Sendmail: needs to send to any mailbox,
Setuid
bit
Along with the rwx bits, executables may have a
setuid bit set.
If the setuid bit is set, the user
running the program can run it with the privileges of the program's
For example:
$ ls -l '/bin/su'
-rwsr-xr-x 1 root
root 31012 2009-04-03 22:49 /bin/su
A side note on
execvp:
Typically, running a malicious progX with execvp()
can screw up the user running it.
If a root shell is
invoked with, say, su, and progX is execvp()'d inside, everything is
the system can become screwed up.
Trust
Which software can we trust? And in what context?
Trusted
software is usually expensive to develop, as it requires the
following:
Experienced developers
Extensive auditing and testing
Third party checker
So obviously a company cannot develop every piece of trusted
software it needs internally.
If say, trusted software is
downloaded off the internet. How can we check that it is good?
1) Read source code
This may be easy for gods like
Paul Eggert, but it is not practical for most people to read the code
of every piece of trusted software they download.
2)
Certificate of authenticity distributed with application
Companies often sign their programs to assure users of the source,
for example MD5 checksums.
Checksums:
The idea
is to be able to hash a big piece of data to smaller data, and have
the process not be reversible.
i.e. H(big data) = h
Knowing h gives us “no” information about “big data.”
So if we were to grab su off the internet, we may MD5(/bin/su)
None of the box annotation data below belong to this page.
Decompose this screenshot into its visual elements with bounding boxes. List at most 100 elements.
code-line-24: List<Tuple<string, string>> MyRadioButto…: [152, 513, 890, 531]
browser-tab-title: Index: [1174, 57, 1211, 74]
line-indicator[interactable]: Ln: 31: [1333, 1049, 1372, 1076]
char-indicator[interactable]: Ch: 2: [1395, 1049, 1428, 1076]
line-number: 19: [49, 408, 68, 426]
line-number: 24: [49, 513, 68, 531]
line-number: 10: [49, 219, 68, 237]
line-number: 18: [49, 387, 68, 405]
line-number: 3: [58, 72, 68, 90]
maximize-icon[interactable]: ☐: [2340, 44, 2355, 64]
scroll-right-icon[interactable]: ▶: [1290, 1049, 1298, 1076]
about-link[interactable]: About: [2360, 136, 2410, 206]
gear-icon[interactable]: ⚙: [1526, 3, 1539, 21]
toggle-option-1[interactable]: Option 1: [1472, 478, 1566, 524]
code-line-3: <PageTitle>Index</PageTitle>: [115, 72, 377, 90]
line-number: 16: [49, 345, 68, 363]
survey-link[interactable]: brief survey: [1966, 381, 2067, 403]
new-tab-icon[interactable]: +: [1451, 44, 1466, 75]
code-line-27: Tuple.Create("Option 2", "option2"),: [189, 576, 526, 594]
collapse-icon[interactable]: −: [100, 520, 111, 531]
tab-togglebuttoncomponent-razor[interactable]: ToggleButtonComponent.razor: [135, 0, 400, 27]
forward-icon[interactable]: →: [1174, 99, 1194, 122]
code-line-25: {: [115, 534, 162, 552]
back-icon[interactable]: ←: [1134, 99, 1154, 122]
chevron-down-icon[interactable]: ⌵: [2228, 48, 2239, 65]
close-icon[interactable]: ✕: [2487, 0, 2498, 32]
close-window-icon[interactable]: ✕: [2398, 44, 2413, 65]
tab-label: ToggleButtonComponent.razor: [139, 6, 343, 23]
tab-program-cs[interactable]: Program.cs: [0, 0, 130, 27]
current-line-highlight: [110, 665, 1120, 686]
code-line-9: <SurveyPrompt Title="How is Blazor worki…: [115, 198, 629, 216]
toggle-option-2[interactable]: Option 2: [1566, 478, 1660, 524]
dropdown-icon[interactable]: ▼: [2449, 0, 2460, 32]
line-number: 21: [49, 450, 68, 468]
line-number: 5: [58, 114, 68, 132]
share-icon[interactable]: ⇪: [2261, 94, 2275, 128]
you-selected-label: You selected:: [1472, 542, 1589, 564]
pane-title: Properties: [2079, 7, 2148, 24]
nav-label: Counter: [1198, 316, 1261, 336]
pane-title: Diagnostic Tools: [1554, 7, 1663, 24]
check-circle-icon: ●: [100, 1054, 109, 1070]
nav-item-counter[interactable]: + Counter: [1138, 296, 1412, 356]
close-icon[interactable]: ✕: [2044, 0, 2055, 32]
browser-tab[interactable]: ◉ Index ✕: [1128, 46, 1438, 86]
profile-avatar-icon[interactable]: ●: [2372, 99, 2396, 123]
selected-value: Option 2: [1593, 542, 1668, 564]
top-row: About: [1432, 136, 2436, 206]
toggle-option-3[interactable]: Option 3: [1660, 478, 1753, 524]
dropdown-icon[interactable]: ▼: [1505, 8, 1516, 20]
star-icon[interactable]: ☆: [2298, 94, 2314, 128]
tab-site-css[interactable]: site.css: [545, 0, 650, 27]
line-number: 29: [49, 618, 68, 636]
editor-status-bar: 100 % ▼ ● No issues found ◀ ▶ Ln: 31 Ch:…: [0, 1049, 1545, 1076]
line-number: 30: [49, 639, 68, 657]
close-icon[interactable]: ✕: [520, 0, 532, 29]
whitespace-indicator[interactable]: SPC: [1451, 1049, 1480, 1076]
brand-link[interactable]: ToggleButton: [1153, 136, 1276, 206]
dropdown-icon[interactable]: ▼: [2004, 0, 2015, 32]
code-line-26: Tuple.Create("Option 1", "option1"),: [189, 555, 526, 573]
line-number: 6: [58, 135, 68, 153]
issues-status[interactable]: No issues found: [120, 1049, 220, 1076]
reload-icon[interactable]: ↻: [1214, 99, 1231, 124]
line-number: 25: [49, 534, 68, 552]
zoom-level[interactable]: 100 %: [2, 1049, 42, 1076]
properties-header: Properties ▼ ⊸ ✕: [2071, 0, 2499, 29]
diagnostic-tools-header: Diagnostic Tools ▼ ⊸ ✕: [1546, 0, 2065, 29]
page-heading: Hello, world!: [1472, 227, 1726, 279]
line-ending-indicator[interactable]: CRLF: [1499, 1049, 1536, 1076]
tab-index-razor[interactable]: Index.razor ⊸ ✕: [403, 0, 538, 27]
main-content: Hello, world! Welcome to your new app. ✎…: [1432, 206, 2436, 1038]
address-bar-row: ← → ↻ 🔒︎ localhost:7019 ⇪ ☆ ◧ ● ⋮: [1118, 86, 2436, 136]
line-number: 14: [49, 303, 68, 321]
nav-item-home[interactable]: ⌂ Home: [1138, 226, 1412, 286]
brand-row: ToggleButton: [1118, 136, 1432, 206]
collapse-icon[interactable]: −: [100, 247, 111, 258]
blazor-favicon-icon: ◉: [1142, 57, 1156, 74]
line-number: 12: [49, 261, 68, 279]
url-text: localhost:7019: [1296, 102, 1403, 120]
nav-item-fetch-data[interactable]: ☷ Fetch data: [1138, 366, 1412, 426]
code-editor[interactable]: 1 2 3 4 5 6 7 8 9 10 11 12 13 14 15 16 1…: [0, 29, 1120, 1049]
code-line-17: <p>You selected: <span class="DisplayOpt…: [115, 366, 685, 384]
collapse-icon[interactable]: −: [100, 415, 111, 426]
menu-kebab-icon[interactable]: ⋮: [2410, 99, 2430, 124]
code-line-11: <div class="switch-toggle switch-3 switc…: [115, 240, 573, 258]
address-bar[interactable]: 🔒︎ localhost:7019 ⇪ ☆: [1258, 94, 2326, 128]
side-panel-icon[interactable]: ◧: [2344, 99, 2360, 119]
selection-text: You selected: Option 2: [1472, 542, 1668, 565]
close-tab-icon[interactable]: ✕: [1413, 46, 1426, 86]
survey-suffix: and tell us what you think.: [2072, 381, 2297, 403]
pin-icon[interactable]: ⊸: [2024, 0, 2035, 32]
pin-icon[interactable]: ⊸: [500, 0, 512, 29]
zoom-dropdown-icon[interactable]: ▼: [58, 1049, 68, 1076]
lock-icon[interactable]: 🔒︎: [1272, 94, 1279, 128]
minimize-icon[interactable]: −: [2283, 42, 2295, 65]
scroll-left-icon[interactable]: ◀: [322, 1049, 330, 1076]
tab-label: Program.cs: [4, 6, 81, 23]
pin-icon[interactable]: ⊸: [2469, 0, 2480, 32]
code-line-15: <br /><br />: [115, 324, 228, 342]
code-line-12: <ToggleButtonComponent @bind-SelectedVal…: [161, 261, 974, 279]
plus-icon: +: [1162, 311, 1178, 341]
to generate a checksum. Then we can verify that checksum with the
real distributors to ensure that our executable is good.
Note that while checksums verify we downloaded the correct
executable, it does not ensure that the executable is free of
malicious code. Thus, we still have to trust the distributor of the
program or verify the program's contents with the source code.
Reading Source Code Doesn't Always Work
From
Ken Thompson's paper, “Reflections
on Trusting Trust”:
A
C compiler, say GCC, can be trained to misbehave. The compiler
processes source code line by line and compiles it.
while EOF is not reached
char* s = next_line;
compile(s);
One can train the compiler to insert
bugs/features into programs. Suppose pattern is a snippet of code
only found in the login program.
while
EOF is not reached
char* s = next_line;
if (match(s, pattern))
compile(bug);
else
compile(s);
Suppose Ken Thompson
made it so that the bug introduced allows both the user's password
and another universal password to be accepted. Anyone knowing that
universal password would have access to EVERY UNIX account.
One
can catch this bug easily by perusing the GCC source code. However,
if we can train GCC to produce a bugged version of itself.
while EOF is not reached
char* s = next_line;
if (match(s, pattern_from_login))
compile(login_bug);
else if (match(s,
pattern_from_GCC))
compile(GCC_bug);
else
compile(s);
Using
this, we can compile a bugged GCC binary. Then, even if we remove the
bugged code from the GCC source, whenever we compile the clean GCC
source with the buggy binary, we end up with the buggy binary again.
Lesson learned: even reading source code is not a gaurantee a
program is trustworthy.
Trusted Computing
Base
Eventually,
you have to trust someone.
Inside your system, this is the trusted base.
The trusted base
includes the kernel and root.
It is essential that this
is kept secure.
What to include in the trusted computing
base of a system is an important design decision.